Are you looking to read more? Reading has so many benefits for mental health and allows you to take time out of your busy life. Here are three books that you won’t be able to put down.
We Should All Be Feminists – Chimamanda Ngozi Adiche
We Should All Be Feminists is a perfect train or lunch break read: it’s short, thought provoking and powerful non-fiction. Chimamanda Ngozi Adiche writes about her own experiences to suggest the importance of feminism in society. This book was originally a TED Talk, which is a real strength of it, as it made it more concise and hard-hitting due to it being first designed to kick start conversations about feminism within a real life audience. I particularly liked how Ngozi Adiche discussed the upbringing of both boys and girls; societal expectations of men being strong and consequently being ridiculed for being anything else means that in reality, they in isolation aren’t responsible for the inequality of genders. Ngozi Adiche argues that our opinions concerning gender equality and inequality needs to change now, so the same attitudes aren’t passed onto younger generations.
This is Going to Hurt – Adam Kay
This is Going to Hurt is a fantastic book that you can really get engrossed in. Written in a diary-entry style, it follows Adam Kay’s experiences in his career as a Junior Doctor. The one thing that really stood out to me about this book was how one entry was funny but the next one was heart-breaking: a clear signifier of how difficult emotionally it is to work in a hospital.

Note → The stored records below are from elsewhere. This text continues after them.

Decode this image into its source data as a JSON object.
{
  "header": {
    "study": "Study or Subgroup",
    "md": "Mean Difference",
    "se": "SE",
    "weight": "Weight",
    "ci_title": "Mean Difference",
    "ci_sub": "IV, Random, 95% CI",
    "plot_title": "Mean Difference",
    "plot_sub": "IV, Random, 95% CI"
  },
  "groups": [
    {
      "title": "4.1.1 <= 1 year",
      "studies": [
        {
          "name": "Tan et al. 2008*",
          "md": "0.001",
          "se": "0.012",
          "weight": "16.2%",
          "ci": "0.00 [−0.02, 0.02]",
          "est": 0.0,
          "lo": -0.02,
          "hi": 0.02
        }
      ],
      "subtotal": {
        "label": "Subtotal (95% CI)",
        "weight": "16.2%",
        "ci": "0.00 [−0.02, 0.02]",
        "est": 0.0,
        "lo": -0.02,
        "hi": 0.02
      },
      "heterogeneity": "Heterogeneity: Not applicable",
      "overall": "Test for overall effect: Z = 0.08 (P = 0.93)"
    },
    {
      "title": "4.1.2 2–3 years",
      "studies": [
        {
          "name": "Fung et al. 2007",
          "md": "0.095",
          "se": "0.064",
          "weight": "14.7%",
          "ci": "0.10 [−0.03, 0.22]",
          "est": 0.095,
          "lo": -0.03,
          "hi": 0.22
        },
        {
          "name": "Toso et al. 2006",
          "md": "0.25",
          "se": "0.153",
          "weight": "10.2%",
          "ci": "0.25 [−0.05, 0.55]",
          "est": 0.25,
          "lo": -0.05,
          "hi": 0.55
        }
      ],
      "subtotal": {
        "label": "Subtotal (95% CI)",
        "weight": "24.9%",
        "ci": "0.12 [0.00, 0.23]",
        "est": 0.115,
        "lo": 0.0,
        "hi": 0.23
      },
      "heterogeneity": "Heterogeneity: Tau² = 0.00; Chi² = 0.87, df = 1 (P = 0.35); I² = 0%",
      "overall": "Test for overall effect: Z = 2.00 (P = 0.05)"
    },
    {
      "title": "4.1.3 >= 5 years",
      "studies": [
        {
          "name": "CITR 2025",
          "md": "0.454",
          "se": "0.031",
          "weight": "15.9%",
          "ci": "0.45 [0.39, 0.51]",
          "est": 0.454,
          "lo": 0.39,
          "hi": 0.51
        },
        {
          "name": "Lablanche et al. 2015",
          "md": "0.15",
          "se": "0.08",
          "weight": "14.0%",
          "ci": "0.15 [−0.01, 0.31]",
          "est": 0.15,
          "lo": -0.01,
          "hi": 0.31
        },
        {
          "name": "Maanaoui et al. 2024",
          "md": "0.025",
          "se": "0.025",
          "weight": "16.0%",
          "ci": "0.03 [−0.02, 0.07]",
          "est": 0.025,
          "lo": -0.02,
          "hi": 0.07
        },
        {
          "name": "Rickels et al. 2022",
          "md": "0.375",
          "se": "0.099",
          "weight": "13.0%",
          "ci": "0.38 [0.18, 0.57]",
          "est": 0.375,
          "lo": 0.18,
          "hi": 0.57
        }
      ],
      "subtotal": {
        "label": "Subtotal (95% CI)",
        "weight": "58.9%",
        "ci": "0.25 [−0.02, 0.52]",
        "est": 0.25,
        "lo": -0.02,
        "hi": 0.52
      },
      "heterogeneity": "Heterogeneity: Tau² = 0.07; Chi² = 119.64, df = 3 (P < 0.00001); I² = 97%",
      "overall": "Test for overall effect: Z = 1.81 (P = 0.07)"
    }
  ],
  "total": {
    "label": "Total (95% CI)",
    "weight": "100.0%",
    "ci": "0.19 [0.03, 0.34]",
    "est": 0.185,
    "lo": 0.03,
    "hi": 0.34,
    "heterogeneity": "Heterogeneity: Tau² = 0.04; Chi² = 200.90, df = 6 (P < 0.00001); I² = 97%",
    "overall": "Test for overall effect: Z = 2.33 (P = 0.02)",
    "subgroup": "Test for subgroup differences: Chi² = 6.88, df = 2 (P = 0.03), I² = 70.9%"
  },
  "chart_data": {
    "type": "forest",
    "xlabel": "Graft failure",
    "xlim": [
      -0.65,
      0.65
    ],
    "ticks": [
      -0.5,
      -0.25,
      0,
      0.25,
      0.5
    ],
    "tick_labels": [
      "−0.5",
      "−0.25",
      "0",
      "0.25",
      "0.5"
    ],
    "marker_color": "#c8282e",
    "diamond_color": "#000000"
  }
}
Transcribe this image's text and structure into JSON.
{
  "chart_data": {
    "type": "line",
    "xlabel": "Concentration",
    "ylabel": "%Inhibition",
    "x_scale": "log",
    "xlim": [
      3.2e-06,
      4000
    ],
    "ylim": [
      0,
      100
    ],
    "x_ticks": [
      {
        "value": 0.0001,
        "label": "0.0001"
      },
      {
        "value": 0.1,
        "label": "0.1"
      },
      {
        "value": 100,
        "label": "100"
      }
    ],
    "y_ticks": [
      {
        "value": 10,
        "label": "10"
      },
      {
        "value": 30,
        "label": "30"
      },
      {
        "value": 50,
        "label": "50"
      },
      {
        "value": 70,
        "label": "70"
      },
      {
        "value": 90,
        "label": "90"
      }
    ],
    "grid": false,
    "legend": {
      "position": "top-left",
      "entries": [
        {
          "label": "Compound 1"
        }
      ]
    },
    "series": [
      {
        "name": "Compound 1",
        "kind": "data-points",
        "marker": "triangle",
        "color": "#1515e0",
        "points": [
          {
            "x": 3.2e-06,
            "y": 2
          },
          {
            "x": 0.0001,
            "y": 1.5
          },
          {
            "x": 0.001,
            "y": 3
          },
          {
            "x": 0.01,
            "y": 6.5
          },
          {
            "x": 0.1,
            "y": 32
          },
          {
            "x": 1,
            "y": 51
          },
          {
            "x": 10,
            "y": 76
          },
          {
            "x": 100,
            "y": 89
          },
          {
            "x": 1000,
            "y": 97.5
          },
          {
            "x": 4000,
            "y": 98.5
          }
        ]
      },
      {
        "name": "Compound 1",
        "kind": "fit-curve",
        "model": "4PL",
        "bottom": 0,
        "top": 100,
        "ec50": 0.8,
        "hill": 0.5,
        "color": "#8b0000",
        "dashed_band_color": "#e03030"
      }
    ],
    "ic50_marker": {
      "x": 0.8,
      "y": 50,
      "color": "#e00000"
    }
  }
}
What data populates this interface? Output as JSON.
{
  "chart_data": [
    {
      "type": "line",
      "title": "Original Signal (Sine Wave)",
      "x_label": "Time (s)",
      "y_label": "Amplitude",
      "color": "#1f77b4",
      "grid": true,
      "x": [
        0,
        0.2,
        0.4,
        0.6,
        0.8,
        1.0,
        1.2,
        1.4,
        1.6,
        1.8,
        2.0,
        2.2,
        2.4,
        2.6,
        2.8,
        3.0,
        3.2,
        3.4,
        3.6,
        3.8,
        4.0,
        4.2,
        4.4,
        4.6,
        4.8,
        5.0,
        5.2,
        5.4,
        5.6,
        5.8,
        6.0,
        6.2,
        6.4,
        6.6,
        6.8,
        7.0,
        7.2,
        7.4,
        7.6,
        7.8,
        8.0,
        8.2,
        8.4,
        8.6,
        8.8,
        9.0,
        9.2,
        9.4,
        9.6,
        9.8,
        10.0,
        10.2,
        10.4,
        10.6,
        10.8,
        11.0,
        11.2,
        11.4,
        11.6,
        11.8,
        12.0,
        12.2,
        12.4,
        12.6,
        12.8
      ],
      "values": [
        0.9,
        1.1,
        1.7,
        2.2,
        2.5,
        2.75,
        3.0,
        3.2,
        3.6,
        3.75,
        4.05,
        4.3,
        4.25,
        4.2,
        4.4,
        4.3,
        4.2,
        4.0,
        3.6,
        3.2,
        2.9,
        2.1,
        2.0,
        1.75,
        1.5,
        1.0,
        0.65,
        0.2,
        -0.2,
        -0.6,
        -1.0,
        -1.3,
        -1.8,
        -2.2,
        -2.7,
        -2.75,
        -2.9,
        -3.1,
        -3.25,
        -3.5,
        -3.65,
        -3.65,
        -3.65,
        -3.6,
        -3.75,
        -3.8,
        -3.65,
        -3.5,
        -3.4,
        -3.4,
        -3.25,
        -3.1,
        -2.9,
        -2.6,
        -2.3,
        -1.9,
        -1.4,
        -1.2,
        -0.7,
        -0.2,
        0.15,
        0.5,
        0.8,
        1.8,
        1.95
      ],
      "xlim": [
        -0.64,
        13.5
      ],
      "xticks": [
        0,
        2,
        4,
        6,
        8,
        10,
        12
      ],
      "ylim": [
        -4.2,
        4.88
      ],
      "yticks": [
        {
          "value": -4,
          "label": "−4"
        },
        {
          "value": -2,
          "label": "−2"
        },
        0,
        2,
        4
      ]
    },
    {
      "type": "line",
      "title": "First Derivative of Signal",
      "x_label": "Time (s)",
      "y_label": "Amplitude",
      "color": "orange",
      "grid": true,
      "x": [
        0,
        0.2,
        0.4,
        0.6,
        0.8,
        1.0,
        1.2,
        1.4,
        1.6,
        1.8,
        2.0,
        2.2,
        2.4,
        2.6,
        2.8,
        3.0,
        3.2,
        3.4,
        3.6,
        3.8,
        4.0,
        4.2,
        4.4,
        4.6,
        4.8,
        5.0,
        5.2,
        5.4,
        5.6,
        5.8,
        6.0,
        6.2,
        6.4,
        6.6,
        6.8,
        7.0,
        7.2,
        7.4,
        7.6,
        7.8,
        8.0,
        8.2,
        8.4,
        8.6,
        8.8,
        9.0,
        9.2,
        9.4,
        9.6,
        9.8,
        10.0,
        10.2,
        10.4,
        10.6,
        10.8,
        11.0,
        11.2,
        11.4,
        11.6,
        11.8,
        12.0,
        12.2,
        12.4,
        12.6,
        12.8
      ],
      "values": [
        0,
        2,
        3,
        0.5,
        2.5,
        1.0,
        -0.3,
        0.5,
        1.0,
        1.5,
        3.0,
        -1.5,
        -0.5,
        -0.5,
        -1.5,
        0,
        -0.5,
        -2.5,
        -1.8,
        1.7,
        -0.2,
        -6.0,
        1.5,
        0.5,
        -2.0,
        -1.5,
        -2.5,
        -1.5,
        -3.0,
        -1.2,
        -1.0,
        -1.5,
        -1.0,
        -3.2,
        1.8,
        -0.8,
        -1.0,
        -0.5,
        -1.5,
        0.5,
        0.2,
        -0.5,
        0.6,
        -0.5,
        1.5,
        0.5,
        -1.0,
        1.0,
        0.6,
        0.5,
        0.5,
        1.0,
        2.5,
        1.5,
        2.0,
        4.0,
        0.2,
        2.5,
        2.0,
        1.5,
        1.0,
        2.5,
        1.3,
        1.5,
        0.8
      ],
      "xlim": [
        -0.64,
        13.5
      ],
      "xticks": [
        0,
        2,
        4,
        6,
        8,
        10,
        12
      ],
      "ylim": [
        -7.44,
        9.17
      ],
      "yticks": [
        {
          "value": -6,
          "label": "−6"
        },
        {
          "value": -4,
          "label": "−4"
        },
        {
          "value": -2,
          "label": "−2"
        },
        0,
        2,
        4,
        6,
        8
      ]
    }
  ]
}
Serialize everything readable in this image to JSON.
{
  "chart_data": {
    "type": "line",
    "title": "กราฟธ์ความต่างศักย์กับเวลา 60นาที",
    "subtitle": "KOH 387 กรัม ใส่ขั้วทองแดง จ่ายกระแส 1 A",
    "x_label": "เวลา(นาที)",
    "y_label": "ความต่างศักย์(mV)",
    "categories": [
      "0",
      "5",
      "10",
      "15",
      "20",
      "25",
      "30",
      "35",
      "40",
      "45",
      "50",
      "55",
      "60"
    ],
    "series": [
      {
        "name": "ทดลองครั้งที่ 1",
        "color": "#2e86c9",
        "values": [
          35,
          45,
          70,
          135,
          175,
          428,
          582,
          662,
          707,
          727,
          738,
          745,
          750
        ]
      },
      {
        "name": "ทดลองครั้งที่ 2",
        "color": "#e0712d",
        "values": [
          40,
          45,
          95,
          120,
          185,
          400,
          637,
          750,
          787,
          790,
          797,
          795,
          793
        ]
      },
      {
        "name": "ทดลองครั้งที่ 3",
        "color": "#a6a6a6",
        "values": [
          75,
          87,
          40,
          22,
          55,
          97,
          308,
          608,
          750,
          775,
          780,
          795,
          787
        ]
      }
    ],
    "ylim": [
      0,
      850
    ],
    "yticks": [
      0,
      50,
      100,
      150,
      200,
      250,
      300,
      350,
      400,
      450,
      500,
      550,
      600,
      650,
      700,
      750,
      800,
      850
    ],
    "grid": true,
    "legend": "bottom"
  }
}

It was a brilliant, raw insight into this area of work, which I have never had before.
The Yellow Wallpaper – Charlotte Perkins Gilman
An extremely famous short story, again, The Yellow Wallpaper is certainly thought provoking. It is one short story that has stuck with me since I read it over two years ago. The story centres around a female protagonist who has been taken away to a house by her husband for a ‘rest cure’, but she becomes obsessed with the wallpaper in her bedroom, as she thinks a figure is moving around within it. The way that Gilman writes really does make the narrator come to life on the page. There are many debates on what the figure in the wallpaper is and what she represents, so The Yellow Wallpaper does make for an interesting read.